To detect threats at the perimeter, we leverage Vercel’s edge firewall—which includes DDoS mitigation and built-in WAF rules—to block volumetric attacks and application-layer exploits in real time. Within Datadog Security Monitoring, automated detection rules mapped to the MITRE ATT&CK™ framework analyse ingested logs for signs of intrusion—brute-force attempts, port scans, anomalous network flows—and generate alerts for on-call response.
All monitors (spiking error rates, SLO breaches or security alerts) trigger incidents in PagerDuty, which handles escalation via SMS, call, and push notifications.
Error Tracking
Sentry is integrated across both front-end and back-end code paths to capture uncaught exceptions, correlate errors with specific releases, and provide rich context—stack traces, user actions, and environment data. This real-time error insight accelerates debugging and helps us maintain a high level of service reliability.
Audit Trails
Every critical action—user login, data export, and configuration change—emits a structured JSON audit record from within our application. These audit logs are tagged, indexed, and stored in Datadog Logs with write-once, read-many (WORM) retention enabled.
This ensures an immutable history that can be exported via API for offline archival and compliance reporting whenever required.
Backup and Disaster Recovery
MongoDB Atlas takes encrypted snapshots every 24 hours, retaining them for 90 days and enabling point-in-time restore for the past 24 hours. We conduct quarterly disaster-recovery drills against a secondary AWS region to verify our fail-over processes, with a Recovery Time Objective (RTO) under 4 hours and a Recovery Point Objective (RPO) under 1 hour.
Vulnerability Management
Dependency vulnerabilities are detected and remediated via Dependabot, which raises pull requests for required security patches. Our application and infrastructure undergo quarterly automated scans against the OWASP Top 10 and SANS Top 25, and we engage an ACSC-certified third party for a full penetration test annually.
High-severity findings are triaged and resolved within 24 hours of discovery.
Incident Response and Support
We maintain a documented incident-response playbook that defines roles, communication channels, and breach-notification SLAs (under 72 hours). PagerDuty drives our 24×7 on-call support, ensuring that any critical incident is escalated immediately.
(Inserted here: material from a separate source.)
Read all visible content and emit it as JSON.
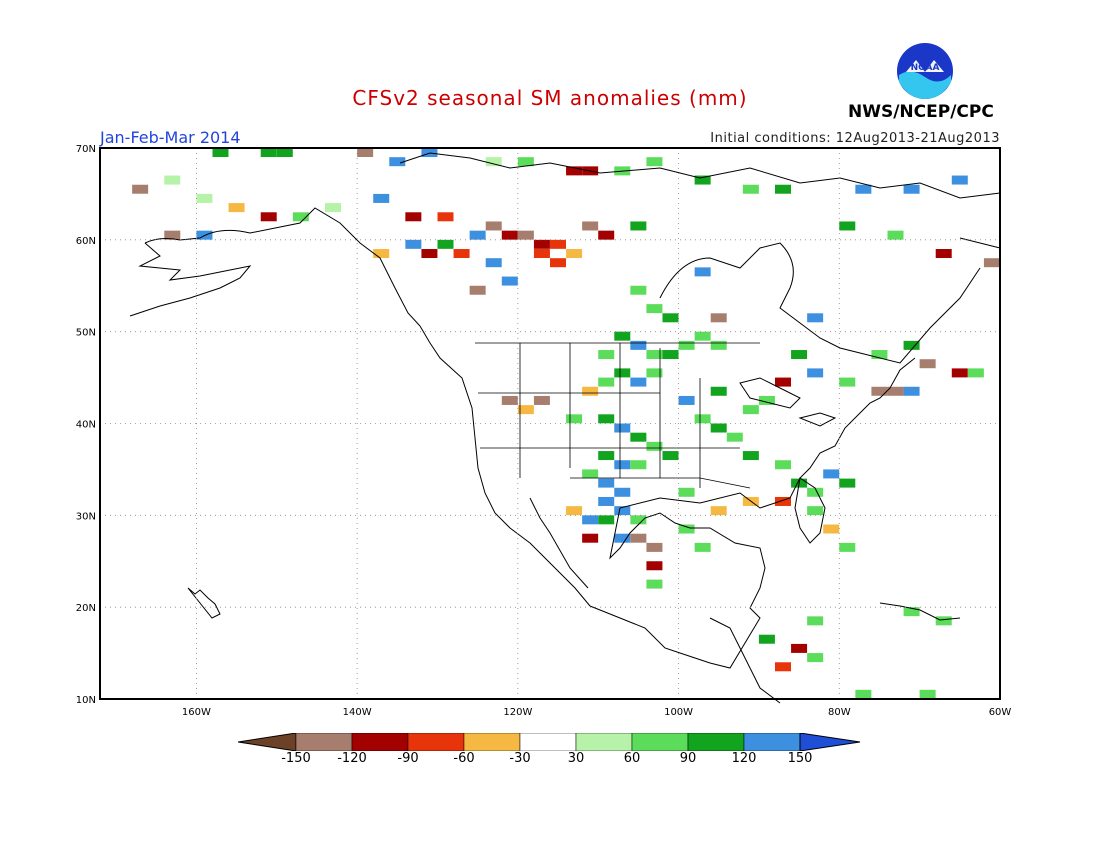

After each Severity 1 or 2 event, we perform a root-cause analysis and track corrective actions to closure.
Continuous Improvement
Security controls and compliance posture are reviewed quarterly by our internal security team, incorporating pen-test results, scan findings, and newly identified risks. An annual internal audit verifies adherence to the Australian Privacy Act and CET ICT policies, with any gaps addressed through updates to processes, configurations, or training.
Conclusion
CET Cor’s security and compliance measures are designed to give Catholic Education Tasmania full confidence that data remains secure, private, and available, while minimising operational overhead for your team.